Takeaway: Positioning for the Next Cycle
As a macro watcher, I see the $1.1 trillion AI capex as both a risk and an opportunity. In a sideways market, chop is for positioning. The technical signals are clear: on-chain exchange reserves for Bitcoin are declining, while stablecoin liquidity is building. These are signs of accumulation, but the AI narrative could delay the breakout. If you are a fund manager, you need to adjust your exposure to account for a prolonged period where liquidity is diverted to AI infrastructure.

My personal strategy—shaped by the 2017 audit experience that taught me to value code stability, and the 2022 bear market that reinforced capital preservation—is to overweight Bitcoin and Ethereum as core holdings, while taking small, exploratory positions in DePIN tokens (Render, Filecoin) and AI-agent compatible DeFi protocols (like Aave with their upcoming agent-proof features). Avoid algorithmic stablecoins and high-yield farming in this environment. The next six to twelve months will be about surviving the liquidity squeeze, not chasing alpha.

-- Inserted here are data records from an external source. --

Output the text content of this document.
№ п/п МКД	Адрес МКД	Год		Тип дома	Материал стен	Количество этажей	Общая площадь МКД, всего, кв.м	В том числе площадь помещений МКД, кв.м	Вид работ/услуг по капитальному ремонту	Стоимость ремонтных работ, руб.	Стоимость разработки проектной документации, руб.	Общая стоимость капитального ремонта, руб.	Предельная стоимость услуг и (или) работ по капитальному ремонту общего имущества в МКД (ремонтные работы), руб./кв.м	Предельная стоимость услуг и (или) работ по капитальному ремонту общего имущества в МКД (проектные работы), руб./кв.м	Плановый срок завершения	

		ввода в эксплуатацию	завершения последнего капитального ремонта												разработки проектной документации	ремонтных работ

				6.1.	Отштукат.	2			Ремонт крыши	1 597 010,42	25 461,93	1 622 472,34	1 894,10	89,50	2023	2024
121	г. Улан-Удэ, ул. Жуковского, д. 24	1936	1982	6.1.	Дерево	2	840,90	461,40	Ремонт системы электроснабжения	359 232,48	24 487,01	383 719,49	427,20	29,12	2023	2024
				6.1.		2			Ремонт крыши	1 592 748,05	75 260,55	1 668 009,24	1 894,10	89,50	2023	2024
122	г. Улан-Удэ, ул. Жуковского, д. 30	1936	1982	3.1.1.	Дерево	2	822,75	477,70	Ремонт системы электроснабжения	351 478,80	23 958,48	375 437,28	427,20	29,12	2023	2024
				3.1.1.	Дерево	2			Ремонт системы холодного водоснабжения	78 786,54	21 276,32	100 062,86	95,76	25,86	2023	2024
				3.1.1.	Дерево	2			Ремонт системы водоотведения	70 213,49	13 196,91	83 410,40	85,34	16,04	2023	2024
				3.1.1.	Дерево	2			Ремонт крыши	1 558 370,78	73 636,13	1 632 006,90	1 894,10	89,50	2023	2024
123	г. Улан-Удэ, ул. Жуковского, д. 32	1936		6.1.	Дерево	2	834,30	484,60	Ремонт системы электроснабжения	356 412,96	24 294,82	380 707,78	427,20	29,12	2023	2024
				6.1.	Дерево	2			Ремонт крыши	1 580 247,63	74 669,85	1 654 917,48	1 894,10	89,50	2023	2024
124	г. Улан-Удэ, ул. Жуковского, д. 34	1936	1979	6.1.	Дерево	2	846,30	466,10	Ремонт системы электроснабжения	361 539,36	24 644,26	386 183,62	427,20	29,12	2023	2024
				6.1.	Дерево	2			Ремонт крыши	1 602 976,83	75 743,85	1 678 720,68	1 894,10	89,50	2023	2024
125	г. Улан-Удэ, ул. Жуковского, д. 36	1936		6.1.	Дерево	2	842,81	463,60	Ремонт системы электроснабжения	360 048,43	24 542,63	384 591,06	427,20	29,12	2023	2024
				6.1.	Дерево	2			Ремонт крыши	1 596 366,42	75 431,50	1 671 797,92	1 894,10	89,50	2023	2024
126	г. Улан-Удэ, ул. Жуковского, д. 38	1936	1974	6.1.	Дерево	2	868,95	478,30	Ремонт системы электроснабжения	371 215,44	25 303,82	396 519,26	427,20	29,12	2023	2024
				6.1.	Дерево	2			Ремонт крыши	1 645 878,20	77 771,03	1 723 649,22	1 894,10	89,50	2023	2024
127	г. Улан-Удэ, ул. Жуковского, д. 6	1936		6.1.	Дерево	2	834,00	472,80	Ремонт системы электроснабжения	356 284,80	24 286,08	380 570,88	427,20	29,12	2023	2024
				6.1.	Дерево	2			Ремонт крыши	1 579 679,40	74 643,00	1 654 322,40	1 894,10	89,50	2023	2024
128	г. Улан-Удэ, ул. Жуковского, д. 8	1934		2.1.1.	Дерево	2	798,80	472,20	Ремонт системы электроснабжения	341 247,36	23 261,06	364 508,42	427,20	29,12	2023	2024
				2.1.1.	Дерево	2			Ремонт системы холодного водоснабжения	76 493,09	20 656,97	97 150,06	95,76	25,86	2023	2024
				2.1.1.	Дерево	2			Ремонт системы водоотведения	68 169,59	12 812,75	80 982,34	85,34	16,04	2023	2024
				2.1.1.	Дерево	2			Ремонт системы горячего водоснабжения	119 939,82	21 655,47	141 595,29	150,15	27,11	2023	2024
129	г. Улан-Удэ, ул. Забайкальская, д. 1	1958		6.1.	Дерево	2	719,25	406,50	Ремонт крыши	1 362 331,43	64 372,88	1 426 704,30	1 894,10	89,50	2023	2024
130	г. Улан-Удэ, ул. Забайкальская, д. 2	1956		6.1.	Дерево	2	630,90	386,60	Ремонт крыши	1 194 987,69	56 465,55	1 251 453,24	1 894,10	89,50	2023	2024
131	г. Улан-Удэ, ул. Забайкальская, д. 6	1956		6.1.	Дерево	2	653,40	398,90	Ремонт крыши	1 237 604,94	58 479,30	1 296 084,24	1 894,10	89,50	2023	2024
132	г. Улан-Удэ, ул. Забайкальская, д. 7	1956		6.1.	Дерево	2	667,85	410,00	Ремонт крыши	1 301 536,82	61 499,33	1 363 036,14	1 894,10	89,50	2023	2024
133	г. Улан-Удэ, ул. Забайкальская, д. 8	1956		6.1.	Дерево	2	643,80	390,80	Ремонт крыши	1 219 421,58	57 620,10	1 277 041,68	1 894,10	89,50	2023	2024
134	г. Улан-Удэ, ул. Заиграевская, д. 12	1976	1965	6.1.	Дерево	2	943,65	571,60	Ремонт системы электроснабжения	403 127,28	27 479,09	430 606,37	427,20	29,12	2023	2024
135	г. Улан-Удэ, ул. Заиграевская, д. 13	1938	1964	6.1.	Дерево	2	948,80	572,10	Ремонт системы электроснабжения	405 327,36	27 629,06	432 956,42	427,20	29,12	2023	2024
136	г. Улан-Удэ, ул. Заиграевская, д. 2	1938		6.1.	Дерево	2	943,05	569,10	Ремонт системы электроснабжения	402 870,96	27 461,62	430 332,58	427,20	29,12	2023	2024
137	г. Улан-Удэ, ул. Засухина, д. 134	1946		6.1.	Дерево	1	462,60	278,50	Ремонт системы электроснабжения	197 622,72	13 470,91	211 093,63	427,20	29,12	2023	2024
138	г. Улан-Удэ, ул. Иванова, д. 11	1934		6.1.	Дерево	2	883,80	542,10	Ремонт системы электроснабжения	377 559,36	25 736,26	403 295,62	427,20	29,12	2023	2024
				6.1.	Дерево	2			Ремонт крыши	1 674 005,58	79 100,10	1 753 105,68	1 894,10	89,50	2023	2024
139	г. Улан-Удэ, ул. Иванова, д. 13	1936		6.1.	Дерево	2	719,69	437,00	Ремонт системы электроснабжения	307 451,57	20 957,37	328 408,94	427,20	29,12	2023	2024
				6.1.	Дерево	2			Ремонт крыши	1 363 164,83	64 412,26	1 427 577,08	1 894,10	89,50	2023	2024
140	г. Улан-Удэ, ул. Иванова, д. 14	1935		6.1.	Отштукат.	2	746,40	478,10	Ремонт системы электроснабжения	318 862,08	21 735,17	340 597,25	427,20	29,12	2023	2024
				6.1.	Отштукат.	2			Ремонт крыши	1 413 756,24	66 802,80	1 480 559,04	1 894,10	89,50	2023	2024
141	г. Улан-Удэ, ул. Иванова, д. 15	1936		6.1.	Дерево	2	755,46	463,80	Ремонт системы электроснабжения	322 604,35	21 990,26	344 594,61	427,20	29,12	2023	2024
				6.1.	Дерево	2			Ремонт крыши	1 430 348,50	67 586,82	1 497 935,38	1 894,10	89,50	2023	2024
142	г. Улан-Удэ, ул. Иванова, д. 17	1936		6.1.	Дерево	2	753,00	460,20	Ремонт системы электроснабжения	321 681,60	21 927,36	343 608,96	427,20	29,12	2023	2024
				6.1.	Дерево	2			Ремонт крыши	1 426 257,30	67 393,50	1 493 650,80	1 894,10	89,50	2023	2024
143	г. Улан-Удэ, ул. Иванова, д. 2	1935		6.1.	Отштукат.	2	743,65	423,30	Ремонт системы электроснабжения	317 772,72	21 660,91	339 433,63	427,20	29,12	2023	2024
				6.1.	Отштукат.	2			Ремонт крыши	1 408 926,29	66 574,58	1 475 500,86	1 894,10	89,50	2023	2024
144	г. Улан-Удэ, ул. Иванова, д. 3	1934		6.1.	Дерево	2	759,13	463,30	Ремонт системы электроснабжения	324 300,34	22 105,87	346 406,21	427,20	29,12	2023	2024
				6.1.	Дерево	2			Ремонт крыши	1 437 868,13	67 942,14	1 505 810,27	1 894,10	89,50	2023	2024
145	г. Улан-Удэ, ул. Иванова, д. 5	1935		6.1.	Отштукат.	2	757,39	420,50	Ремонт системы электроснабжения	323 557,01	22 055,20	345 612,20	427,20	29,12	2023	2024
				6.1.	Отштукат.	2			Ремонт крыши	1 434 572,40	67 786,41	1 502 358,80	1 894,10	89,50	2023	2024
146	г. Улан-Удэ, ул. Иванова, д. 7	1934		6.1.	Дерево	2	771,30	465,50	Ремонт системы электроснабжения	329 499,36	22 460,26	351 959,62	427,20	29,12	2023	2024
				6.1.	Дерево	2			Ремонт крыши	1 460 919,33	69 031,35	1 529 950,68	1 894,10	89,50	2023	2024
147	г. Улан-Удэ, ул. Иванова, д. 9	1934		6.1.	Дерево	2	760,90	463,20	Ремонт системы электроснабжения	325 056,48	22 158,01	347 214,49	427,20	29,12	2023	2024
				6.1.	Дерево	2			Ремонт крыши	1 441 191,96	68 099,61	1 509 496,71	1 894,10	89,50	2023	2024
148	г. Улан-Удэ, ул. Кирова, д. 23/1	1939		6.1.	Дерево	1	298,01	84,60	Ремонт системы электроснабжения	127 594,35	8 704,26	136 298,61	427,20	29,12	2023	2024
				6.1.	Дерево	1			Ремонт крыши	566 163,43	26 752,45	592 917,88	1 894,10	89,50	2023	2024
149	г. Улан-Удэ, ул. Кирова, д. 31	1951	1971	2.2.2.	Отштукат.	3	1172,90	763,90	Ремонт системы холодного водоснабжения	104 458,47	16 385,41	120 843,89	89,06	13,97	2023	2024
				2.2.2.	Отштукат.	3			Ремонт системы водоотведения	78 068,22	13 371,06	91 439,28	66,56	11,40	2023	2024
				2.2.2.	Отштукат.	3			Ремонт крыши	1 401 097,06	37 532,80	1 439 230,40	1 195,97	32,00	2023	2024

Meanwhile, watch the energy markets. If AI drives electricity prices up significantly, Bitcoin mining stocks could become volatile. Hedging with exposure to renewable energy ETFs might be prudent.
The ledger remembers what the algorithm forgets. The algorithm of AI capital allocation is currently biased toward centralized, proprietary infrastructure. But the ledger of global capital flows will eventually correct that bias. When it does, crypto will be there—if we have positioned wisely.
We build walls not to keep out, but to keep safe. Let the AI giants build their walls of data centers. We will build our own walls of decentralized trust, and wait for the tide to turn.